Kazan is a feast of a city. Cold winters and hot summers, Muslim minarets and Orthodox monasteries, the ancient archeological sites and the science city of Innopolis, forest steppes, taiga and the Great Silk Road all mix in the cauldron that is the Tatar capital. The result of this melting pot is the self-sufficient and self-assured third capital of Russia that each year extends a warm welcome to a million guests who come here to experience all sorts of impressions and emotions.
Kazan 2018 | The Virgin Monastery of RaifaLocated 27 km (17 miles) west of KazanLocated 27 km (17 miles) west of Kazan
The Virgin Monastery of Raifa
7 am-9 pm
Located 27 km (17 miles) west of Kazan. Take highway M7 to the marked exit. Shuttle buses are available from Kazan and Zelenodolsk to the monastery.
The Baroque monastery complex was established in the seventeenth century on the shore of Lake Raifa, at the meeting point of three woodland zones - the southern taiga, the western temperate forest and the southern broadleaved woodland. This monastery is a shrine to the miraculous Georgian icon of the Mother of God.

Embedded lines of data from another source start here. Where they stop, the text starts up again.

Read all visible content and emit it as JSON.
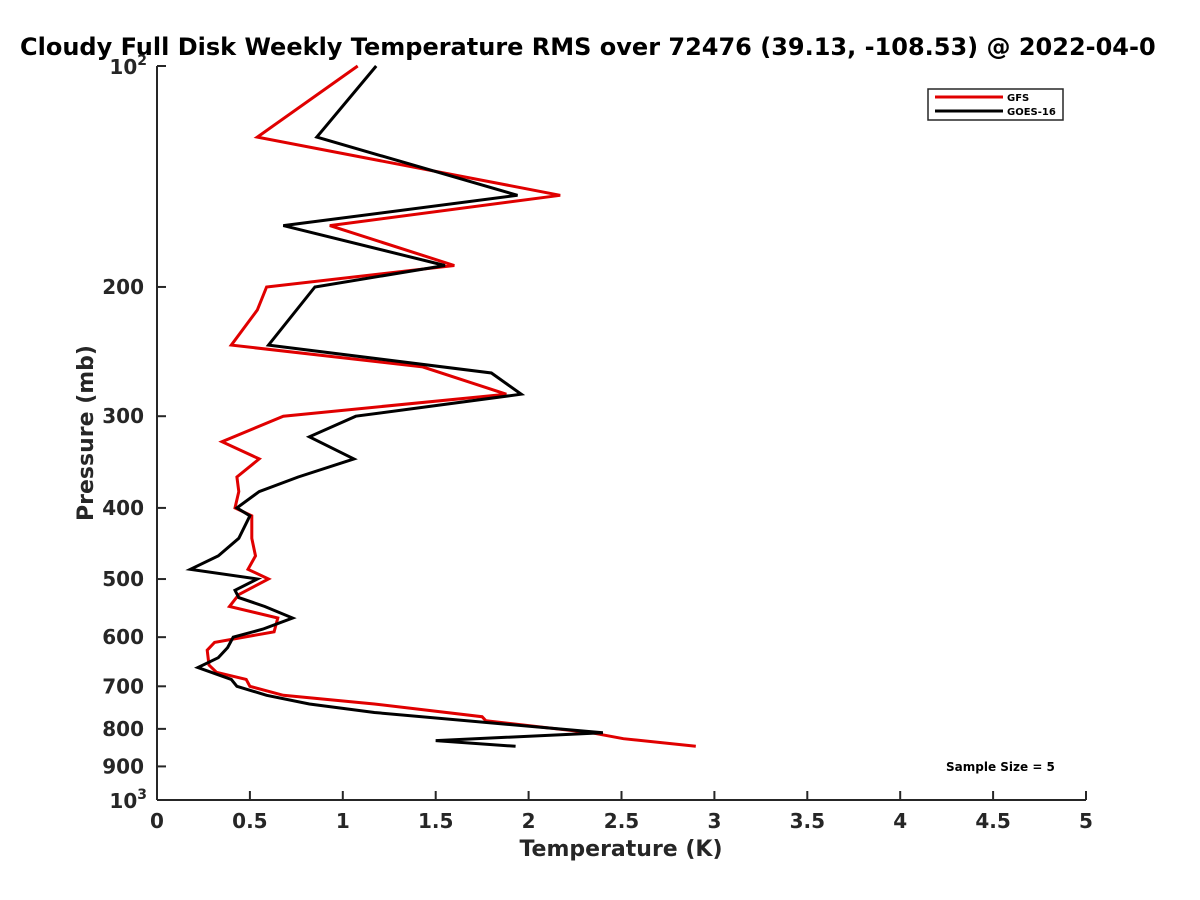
{
  "chart_data": {
    "type": "line",
    "title": "Cloudy Full Disk Weekly Temperature RMS over 72476 (39.13, -108.53) @ 2022-04-0",
    "xlabel": "Temperature (K)",
    "ylabel": "Pressure (mb)",
    "xlim": [
      0,
      5
    ],
    "ylim": [
      100,
      1000
    ],
    "yscale": "log",
    "y_reversed": true,
    "grid": false,
    "legend_position": "top-right",
    "x_ticks": [
      "0",
      "0.5",
      "1",
      "1.5",
      "2",
      "2.5",
      "3",
      "3.5",
      "4",
      "4.5",
      "5"
    ],
    "y_ticks": [
      {
        "value": 100,
        "base": "10",
        "exp": "2"
      },
      {
        "value": 200,
        "label": "200"
      },
      {
        "value": 300,
        "label": "300"
      },
      {
        "value": 400,
        "label": "400"
      },
      {
        "value": 500,
        "label": "500"
      },
      {
        "value": 600,
        "label": "600"
      },
      {
        "value": 700,
        "label": "700"
      },
      {
        "value": 800,
        "label": "800"
      },
      {
        "value": 900,
        "label": "900"
      },
      {
        "value": 1000,
        "base": "10",
        "exp": "3"
      }
    ],
    "series": [
      {
        "name": "GFS",
        "color": "#e00000",
        "points": [
          [
            1.08,
            100
          ],
          [
            0.54,
            125
          ],
          [
            2.17,
            150
          ],
          [
            0.93,
            165
          ],
          [
            1.6,
            187
          ],
          [
            0.59,
            200
          ],
          [
            0.54,
            215
          ],
          [
            0.4,
            240
          ],
          [
            1.43,
            257
          ],
          [
            1.88,
            280
          ],
          [
            0.68,
            300
          ],
          [
            0.35,
            325
          ],
          [
            0.55,
            343
          ],
          [
            0.43,
            363
          ],
          [
            0.44,
            380
          ],
          [
            0.42,
            400
          ],
          [
            0.51,
            410
          ],
          [
            0.51,
            440
          ],
          [
            0.53,
            465
          ],
          [
            0.49,
            485
          ],
          [
            0.6,
            500
          ],
          [
            0.44,
            525
          ],
          [
            0.39,
            545
          ],
          [
            0.65,
            565
          ],
          [
            0.63,
            590
          ],
          [
            0.31,
            610
          ],
          [
            0.27,
            625
          ],
          [
            0.28,
            655
          ],
          [
            0.32,
            670
          ],
          [
            0.48,
            685
          ],
          [
            0.5,
            700
          ],
          [
            0.68,
            720
          ],
          [
            1.17,
            740
          ],
          [
            1.75,
            770
          ],
          [
            1.77,
            780
          ],
          [
            2.34,
            810
          ],
          [
            2.51,
            825
          ],
          [
            2.9,
            845
          ]
        ]
      },
      {
        "name": "GOES-16",
        "color": "#000000",
        "points": [
          [
            1.18,
            100
          ],
          [
            0.86,
            125
          ],
          [
            1.94,
            150
          ],
          [
            0.68,
            165
          ],
          [
            1.55,
            187
          ],
          [
            0.85,
            200
          ],
          [
            0.6,
            240
          ],
          [
            1.8,
            262
          ],
          [
            1.96,
            280
          ],
          [
            1.07,
            300
          ],
          [
            0.82,
            320
          ],
          [
            1.06,
            343
          ],
          [
            0.76,
            363
          ],
          [
            0.55,
            380
          ],
          [
            0.43,
            400
          ],
          [
            0.5,
            410
          ],
          [
            0.44,
            440
          ],
          [
            0.33,
            465
          ],
          [
            0.18,
            485
          ],
          [
            0.54,
            500
          ],
          [
            0.42,
            518
          ],
          [
            0.44,
            530
          ],
          [
            0.58,
            545
          ],
          [
            0.73,
            565
          ],
          [
            0.57,
            585
          ],
          [
            0.41,
            600
          ],
          [
            0.38,
            620
          ],
          [
            0.33,
            640
          ],
          [
            0.22,
            660
          ],
          [
            0.4,
            685
          ],
          [
            0.43,
            700
          ],
          [
            0.59,
            720
          ],
          [
            0.82,
            740
          ],
          [
            1.17,
            760
          ],
          [
            2.4,
            810
          ],
          [
            1.5,
            830
          ],
          [
            1.93,
            845
          ]
        ]
      }
    ],
    "legend": [
      "GFS",
      "GOES-16"
    ],
    "annotation": "Sample Size = 5"
  }
}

The lands around Lake Raifa are the birthplace of Russian turpentine oil. Up until the end of the 1920s, Russia was unable to produce this indispensable product and imported it from France and the United States. It was believed that the Russian pines did not produce sap suitable for making turpentine and wood resin. It was not until 1924 that a group of scientists from Kazan discovered that the pines growing around Lake Raifa - Pinus sylvestris - produce lots of the highest-quality sap, with turpentine oil content of up to 35%.

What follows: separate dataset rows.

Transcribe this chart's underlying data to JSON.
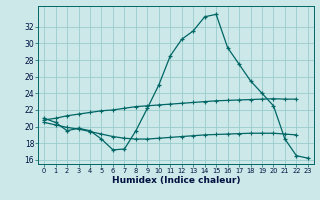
{
  "xlabel": "Humidex (Indice chaleur)",
  "x_values": [
    0,
    1,
    2,
    3,
    4,
    5,
    6,
    7,
    8,
    9,
    10,
    11,
    12,
    13,
    14,
    15,
    16,
    17,
    18,
    19,
    20,
    21,
    22,
    23
  ],
  "line_main": [
    21.0,
    20.5,
    19.5,
    19.8,
    19.5,
    18.5,
    17.2,
    17.3,
    19.5,
    22.2,
    25.0,
    28.5,
    30.5,
    31.5,
    33.2,
    33.5,
    29.5,
    27.5,
    25.5,
    24.0,
    22.5,
    18.5,
    16.5,
    16.2
  ],
  "line_upper": [
    20.8,
    21.0,
    21.3,
    21.5,
    21.7,
    21.9,
    22.0,
    22.2,
    22.4,
    22.5,
    22.6,
    22.7,
    22.8,
    22.9,
    23.0,
    23.1,
    23.15,
    23.2,
    23.25,
    23.3,
    23.35,
    23.3,
    23.3,
    null
  ],
  "line_lower": [
    20.5,
    20.2,
    19.9,
    19.7,
    19.4,
    19.1,
    18.8,
    18.6,
    18.5,
    18.5,
    18.6,
    18.7,
    18.8,
    18.9,
    19.0,
    19.05,
    19.1,
    19.15,
    19.2,
    19.2,
    19.2,
    19.1,
    19.0,
    null
  ],
  "bg_color": "#cce8e8",
  "grid_color": "#99cccc",
  "line_color": "#006666",
  "ylim": [
    15.5,
    34.5
  ],
  "yticks": [
    16,
    18,
    20,
    22,
    24,
    26,
    28,
    30,
    32
  ],
  "xlim": [
    -0.5,
    23.5
  ]
}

This land is also famous for its silent frogs. Legend has it that once upon a time, the monastery’s founder Philaret, tired of the frogs’ constant croaking, implored: “Oh Lord! Let them live, but be silent!” And God heard the monk’s prayer and granted it. There is a Pilgrim House hotel with 25 rooms, a small cafe, a souvenir shop and paid parking with round-the-clock guards.